I have oem seats, the ones with the ugly colors and pattern. I can replace the front seats with racing seats. I want the back seats and the door inserts the same color(black). Any one know where i can buy fabric paint for my seats??? Getting them re-upholstered is too much $$$


----------



## Token Moron (Mar 28, 2003)

they sell fabric spray paint at kragen and autozone....comes out like chit!


----------



## blazin_injun (Mar 14, 2003)

My buddy dyed his carpet black w/ "RIT"..

..turned out pretty nice. ..even after 6-months it hasn't faded.

..I'm not sure about the seat fabric..but "RIT" seemed to work pretty well w/ the carpet.


----------



## ryan7o7 (May 6, 2004)

What is "RIT"??


----------



## Token Moron (Mar 28, 2003)

RIT is just the company that makes the dye.....i dyed my headliner with RIT and it came out cool, i would seriously not dye my seats with that shit tho since it can and will still rub off when u sit on them


----------



## ryan7o7 (May 6, 2004)

I painted my rear seats black, with black fabric paint that i got at a craft store.
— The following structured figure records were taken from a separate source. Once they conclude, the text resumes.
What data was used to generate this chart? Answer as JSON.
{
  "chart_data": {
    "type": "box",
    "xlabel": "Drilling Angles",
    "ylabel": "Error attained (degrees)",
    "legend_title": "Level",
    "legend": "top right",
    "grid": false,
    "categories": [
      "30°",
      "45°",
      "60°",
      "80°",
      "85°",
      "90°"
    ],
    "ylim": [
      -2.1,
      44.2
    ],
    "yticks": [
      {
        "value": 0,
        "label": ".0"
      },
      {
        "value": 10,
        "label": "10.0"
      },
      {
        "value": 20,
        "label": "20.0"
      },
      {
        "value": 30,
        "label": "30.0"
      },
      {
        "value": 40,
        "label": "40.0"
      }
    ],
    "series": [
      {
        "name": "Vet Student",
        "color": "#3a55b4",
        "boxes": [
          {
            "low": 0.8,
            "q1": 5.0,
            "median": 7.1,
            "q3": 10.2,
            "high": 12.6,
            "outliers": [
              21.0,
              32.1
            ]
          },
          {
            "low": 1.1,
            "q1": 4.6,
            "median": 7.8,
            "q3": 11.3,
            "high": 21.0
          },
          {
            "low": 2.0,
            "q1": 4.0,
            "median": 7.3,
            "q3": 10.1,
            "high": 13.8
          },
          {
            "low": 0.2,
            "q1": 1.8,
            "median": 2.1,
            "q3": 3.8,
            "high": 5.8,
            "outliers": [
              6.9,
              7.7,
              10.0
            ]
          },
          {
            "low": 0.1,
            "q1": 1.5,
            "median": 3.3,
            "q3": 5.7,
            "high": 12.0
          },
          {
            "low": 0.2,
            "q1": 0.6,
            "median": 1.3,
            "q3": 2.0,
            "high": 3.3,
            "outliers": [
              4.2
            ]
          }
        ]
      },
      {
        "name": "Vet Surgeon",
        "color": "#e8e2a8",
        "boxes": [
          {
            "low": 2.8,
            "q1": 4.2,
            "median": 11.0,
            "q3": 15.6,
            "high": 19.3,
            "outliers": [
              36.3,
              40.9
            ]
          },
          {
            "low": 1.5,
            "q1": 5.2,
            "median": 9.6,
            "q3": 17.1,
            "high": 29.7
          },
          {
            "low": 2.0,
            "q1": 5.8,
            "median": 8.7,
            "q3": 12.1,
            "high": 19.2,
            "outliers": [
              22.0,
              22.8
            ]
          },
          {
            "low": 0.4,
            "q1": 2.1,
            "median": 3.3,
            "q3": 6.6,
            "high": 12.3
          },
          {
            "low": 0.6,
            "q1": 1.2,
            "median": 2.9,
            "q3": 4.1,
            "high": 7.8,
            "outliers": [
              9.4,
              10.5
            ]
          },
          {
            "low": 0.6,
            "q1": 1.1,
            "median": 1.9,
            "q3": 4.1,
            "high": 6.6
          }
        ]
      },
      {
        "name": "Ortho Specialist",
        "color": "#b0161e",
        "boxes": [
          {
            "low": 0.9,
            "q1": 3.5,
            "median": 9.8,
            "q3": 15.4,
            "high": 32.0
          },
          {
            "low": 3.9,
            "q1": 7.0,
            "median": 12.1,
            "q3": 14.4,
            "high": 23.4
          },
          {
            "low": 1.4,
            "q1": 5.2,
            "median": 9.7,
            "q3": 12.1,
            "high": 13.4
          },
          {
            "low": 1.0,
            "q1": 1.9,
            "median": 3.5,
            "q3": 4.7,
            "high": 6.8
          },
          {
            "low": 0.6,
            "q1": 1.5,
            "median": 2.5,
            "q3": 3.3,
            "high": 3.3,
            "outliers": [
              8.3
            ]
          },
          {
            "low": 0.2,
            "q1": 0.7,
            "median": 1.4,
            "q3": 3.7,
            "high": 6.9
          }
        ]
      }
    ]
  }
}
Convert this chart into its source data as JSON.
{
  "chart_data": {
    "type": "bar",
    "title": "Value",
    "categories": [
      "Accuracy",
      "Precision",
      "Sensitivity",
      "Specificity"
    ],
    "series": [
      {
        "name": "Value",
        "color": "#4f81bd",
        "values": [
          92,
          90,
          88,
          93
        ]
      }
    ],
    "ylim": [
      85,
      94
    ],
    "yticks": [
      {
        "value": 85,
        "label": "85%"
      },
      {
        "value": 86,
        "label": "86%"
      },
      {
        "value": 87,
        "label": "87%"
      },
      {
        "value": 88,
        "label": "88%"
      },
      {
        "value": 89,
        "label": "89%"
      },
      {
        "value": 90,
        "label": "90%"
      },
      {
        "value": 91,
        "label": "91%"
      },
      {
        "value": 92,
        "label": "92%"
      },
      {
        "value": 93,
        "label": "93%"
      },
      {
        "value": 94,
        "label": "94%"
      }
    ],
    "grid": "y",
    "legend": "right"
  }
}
It looks alot better than the ugly pattern and ugly gray colors. But it still shows the pattern. Anyone know what i should do??? Put more coats on?? or should i just go get them re-upholstered??? Anyone know the average cost of re-upholstry, for just the back seats in a regular black fabric ('98 200sx 1.6L)??????? I know i asked alot of questions, but thanks for any replys.


----------



## 7875 (Apr 3, 2003)

I'd say reupholster them, but that's kind of expensive. Got pics?


----------



## 1CLNB14 (Apr 30, 2002)

I got a hook up to cover the rear seats and it still costs quite a bit.
I paid $200 for 5 yards of the black Corbeau cloth
I paid $400 (partial sponsor) for the rear seats and door inserts to be recovered.

So it costs me $600.00 and that was a partial sponsorship.

I've heard of it costing as much as $900.00


----------



## ryan7o7 (May 6, 2004)

Wow, thats freakin ridiculous, imma stay with my painted ones. It already cost me $15 for just one seat. Im lookin to paint the back seats and door inserts, and then buy some black racing seats for the front. Hopefully this paint works out.


----------



## Token Moron (Mar 28, 2003)

id hate to see what ur clothes will look like after u sit in them


----------



## 1CLNB14 (Apr 30, 2002)

No, it's not "freakin' rediculous". It takes many hours to do that work, and the labor is not cheap.
Do it however you wish...I will just say that this is not a cheap hobby, and you get what you pay for.


----------



## Jaralaccs (Jan 18, 2004)

I always wanted to take the couch out and replace it with two seats that recline, then building some sort of center console to fit in between them. won't happen any time soon though.


----------



## Token Moron (Mar 28, 2003)

^its been done...i wanted to do the same thing.....but that would be just as expensive as getting the seats re-upholstered


----------



## Jaralaccs (Jan 18, 2004)

by whom?


----------



## Token Moron (Mar 28, 2003)

no one on this forum that i know of....i saw it in person at SEMA


----------